Of course, he remembers the happy times as well: “There have been thousands of little things,” he said: “Holidays, countless weddings, joyous occasions of all kinds.” He particularly recalled the famous Crozet Baptist singing Christmas tree, where choir members mounted a tree-shaped structure and sang in the dark, with only their collars of light to illuminate the sanctuary and outline the shape of a giant tree. Another very happy memory is the church’s centennial in 2003.
He takes a lot of pride in some of his long-range accomplishments, although he attributes the success to those who came before him as well as the nature of the congregation, which has always been welcoming, tolerant and warm. He’s proud that his church has played major part in the ecumenical movement of churches in Crozet, where different religions are able to work together on worthwhile projects. He’s enjoyed his role as mentor to young ministers who have gone on to become pastors of their own churches. He named Colleen Swingle Titus, who is now the pastor of Park Street Christian Church in Charlottesville; Tracy Pugh, who now leads the Sycamore Baptist Church in Franklin; and Sam Kellam, who is the pastor of Mountain Plain Baptist Church in Crozet.
Kellam told a story about David’s influence on him. “I was actually a committed atheist,” he said. “I met David when my kids were at vacation Bible school. He was so warm, and so approachable that I started to change my attitude towards religion.” Kellam said it wasn’t long after he became a Christian that he felt a call to the ministry. “David’s been very generous with his time, helping me through my personal religious journey, and then helping me as a new minister.” He honored Susan as well: “They’re a remarkable duo.”

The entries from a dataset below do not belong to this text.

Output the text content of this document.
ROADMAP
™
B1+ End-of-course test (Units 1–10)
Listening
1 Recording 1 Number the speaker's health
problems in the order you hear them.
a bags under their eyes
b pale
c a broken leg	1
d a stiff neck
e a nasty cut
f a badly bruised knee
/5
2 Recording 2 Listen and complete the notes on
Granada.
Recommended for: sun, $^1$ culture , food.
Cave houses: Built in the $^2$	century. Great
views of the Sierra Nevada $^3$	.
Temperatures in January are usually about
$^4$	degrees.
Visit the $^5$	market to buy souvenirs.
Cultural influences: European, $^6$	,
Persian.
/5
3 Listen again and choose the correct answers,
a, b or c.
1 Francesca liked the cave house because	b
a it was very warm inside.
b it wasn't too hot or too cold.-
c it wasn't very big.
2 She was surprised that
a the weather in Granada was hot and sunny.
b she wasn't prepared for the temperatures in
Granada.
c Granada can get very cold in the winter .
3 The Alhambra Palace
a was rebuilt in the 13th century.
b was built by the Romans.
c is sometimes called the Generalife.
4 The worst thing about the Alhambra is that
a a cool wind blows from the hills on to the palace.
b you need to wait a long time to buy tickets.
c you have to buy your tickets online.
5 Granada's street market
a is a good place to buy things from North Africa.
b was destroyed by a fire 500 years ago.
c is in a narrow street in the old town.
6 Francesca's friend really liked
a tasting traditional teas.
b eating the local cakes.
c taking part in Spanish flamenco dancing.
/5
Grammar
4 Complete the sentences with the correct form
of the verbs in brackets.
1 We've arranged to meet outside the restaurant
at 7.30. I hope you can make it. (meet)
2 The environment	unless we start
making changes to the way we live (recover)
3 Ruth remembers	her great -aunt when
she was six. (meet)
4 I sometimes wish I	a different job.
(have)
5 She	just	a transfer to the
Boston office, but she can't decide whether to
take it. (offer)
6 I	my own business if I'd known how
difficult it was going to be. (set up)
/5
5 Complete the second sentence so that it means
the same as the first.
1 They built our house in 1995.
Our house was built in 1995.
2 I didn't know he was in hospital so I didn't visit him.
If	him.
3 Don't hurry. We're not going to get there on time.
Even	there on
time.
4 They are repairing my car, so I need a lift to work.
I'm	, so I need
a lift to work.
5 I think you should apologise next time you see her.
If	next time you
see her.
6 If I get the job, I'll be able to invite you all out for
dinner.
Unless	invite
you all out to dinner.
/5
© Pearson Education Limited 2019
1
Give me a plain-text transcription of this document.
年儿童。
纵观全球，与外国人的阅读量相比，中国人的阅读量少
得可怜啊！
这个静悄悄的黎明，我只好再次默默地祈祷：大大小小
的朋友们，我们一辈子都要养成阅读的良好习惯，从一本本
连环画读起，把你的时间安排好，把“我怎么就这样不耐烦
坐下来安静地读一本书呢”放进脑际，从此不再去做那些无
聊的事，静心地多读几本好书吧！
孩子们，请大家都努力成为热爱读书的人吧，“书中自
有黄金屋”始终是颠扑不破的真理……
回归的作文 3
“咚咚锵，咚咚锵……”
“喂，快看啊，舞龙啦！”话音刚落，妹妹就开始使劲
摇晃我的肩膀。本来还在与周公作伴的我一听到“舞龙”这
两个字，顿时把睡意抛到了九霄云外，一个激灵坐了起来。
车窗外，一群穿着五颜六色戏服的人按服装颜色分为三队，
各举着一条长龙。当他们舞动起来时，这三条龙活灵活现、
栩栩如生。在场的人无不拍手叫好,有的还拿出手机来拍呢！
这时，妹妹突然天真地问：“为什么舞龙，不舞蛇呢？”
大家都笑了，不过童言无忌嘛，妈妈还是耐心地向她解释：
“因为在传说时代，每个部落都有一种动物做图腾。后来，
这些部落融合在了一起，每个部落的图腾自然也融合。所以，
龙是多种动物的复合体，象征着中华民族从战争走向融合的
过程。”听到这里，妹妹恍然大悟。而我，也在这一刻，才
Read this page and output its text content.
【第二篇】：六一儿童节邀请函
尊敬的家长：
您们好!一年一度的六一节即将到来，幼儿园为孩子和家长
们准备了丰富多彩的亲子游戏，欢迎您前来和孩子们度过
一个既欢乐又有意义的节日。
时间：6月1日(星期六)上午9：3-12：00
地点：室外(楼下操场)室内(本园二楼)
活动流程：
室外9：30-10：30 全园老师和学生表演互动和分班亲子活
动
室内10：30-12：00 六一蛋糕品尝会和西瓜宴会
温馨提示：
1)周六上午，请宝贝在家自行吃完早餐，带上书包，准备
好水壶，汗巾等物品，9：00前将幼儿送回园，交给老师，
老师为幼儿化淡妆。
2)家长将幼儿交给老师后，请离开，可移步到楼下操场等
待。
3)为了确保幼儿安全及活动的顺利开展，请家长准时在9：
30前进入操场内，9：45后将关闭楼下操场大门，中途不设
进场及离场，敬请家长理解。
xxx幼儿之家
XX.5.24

Several of the speakers at the celebration mentioned the couple’s humility. They’re not inclined to be judgmental or act as if they never make a mistake. As if to prove this point, David told a story, confirmed by Kellam. “I played a lot of ping-pong at the church with Sam, and it was often at a time that the youth music group practiced in another room,” he said. One night, they could hear the piano playing, and David thought it would be fun for the little band to have their minister burst into the room, while loudly singing a silly song he made up on the spot. “Instead, it was a piano recital and I completely crashed it in the most embarrassing way possible.”
Long-time friend and Crozet historian Phil James sent another story about the two families trying to have a picnic at Reddish Knob in threatening weather. David remembered it, too: “We started the fire, and we were going to grill hamburgers.” When it started to rain, three of the friends sheltered under a tarpaulin while, a few feet away, David wrapped himself up in a garbage bag, figuring the storm would blow over. The rain turned to hail, and the little group had to grab their soggy hamburgers and return to Crozet, but not before James snapped a comic shot of the minister huddling in green plastic. James finished on a more serious note: “God knew what He was doing when he sent David to us, and our town is the better for it.”
David said that hearing the kind words of his congregation was very affecting for both him and Susan: “We didn’t sleep at all Sunday night,” he said. Earlier, at the church, he addressed the group as the party ended: “We’ve grown up in this church. Thank you for your grace in allowing us to make mistakes. It’s been our life. It IS our life.”